L’avenir du Grand Palais de Coronmeuse à Liège, qui abritait la patinoire jusqu’en 2010, fait l’objet de débats, jusqu’au parlement wallon. La Ville de Liège a en effet décidé de vendre – avec une mise à prix à 500.000 euros – ce témoin emblématique de l’Exposition Internationale de l’Eau en 1939, car elle se trouve financièrement dans l’incapacité de réhabiliter complètement cette vaste infrastructure (5000m² au sol et plus de 20m de hauteur). Dans le cadre de la rénovation du quartier, il avait été envisagé dans un premier temps une rénovation préservant la composition architecturale du bâtiment et des matériaux originaux. L’idée était une réaffectation en marché bio, librairie, restaurants bio, avec un potager urbain sur le toit.
Il n’en sera plus que probablement rien et les défenseurs du Grand Palais s’inquiètent, au point d’avoir lancé une pétition.
Le groupe Ethias a témoigné de l’intérêt pour ce vestige du patrimoine liégeois, voisin de son nouveau siège. C’est un des scénarii qui a été envisagé pour relocaliser le millier de travailleurs de sa filiale informatique NRB actuellement à l‘étroit dans ses installations des Hauts-Sarts.
Chantier de désamiantage
Le dossier a également pris une tournure politique, amenant la Ville de Liège à réagir « aux allégations de mauvaise utilisation d’argent public » pour des travaux de désamiantage.
Rappelons que l’infrastructure avait dû être fermée en urgence en 2010 en raison d’infiltrations d’eau par la toiture. L’humidité a imbibé le faux plafond contenant de l’amiante, rendant la structure instable.
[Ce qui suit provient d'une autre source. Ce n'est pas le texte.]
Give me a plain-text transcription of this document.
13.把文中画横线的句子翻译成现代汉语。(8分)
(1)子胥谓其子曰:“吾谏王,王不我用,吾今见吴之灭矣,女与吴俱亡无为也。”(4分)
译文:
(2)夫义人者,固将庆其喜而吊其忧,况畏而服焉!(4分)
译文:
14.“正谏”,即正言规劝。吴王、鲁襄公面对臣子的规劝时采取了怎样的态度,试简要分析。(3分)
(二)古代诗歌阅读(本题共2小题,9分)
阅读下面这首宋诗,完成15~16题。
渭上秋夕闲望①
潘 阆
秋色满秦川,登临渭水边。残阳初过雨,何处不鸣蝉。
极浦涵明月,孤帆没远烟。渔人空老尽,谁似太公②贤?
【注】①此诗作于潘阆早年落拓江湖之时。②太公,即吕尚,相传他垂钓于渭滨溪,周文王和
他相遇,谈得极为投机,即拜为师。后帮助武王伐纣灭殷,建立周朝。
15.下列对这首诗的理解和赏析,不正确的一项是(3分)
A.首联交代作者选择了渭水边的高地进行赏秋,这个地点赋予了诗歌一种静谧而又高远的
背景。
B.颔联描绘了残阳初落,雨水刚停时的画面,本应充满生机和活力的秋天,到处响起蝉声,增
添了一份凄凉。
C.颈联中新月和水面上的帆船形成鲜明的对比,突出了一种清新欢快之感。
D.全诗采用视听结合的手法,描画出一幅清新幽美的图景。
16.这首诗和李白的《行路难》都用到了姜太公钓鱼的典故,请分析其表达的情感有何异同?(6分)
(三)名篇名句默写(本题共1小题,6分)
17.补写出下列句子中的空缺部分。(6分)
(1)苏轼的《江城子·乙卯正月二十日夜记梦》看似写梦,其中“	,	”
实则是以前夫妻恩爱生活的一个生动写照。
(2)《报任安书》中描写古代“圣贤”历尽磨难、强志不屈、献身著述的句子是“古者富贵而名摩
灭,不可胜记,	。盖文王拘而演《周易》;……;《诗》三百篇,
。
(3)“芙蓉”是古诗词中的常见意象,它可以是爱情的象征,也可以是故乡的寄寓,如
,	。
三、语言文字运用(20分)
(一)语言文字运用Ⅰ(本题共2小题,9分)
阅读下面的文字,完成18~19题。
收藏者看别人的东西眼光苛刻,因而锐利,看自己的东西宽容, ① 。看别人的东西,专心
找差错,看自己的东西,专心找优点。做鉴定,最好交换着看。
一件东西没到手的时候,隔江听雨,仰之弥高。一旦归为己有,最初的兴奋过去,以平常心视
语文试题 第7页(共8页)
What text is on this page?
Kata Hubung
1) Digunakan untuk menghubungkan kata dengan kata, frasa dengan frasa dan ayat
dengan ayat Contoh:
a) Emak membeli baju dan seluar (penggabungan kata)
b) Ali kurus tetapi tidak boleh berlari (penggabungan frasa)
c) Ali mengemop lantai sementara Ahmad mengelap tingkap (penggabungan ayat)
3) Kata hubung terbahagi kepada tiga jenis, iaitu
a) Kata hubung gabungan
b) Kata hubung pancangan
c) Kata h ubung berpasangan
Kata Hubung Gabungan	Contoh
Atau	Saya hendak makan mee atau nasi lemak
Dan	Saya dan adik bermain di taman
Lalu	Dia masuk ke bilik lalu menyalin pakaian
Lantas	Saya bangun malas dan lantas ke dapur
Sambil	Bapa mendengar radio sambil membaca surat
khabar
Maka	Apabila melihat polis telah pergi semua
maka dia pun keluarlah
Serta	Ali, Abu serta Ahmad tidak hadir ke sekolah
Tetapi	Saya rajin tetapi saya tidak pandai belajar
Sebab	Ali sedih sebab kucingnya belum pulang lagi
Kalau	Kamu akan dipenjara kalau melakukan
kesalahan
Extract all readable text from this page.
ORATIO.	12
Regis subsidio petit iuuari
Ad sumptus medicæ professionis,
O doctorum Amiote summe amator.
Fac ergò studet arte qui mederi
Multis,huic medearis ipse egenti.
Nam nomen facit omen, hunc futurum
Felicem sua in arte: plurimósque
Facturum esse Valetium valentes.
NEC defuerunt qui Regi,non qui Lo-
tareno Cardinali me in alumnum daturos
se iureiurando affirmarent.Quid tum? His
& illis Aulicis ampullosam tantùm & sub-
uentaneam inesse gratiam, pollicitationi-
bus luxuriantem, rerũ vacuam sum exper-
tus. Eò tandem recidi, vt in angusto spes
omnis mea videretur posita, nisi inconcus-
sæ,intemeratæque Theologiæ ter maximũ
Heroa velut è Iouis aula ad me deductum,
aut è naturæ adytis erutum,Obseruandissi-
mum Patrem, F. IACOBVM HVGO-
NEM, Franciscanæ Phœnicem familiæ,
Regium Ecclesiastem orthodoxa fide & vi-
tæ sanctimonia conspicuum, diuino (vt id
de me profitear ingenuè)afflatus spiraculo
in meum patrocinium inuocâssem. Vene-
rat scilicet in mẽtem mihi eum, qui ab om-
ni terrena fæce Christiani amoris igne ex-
La présence de particules d’amiante en suspension dans l’air a été constatée. Une fermeture totale du site a donc été imposée tant pour des raisons de sécurité que de salubrité.
La Ville de Liège, propriétaire du bâtiment, a décidé de procéder au désamiantage du bâtiment, un travail qui s’est achevé en 2025. Cette opération a été réalisée dans des conditions particulièrement exigeantes, à plus de 20 m de hauteur, grâce à un subside de 1,3 million d’euros octroyé par la Région wallonne au terme d’une procédure de reconnaissance du Grand Palais comme « site à réaménager » (SAR) et dans le contexte d’une demande de modification de plan de secteur validée en 2024.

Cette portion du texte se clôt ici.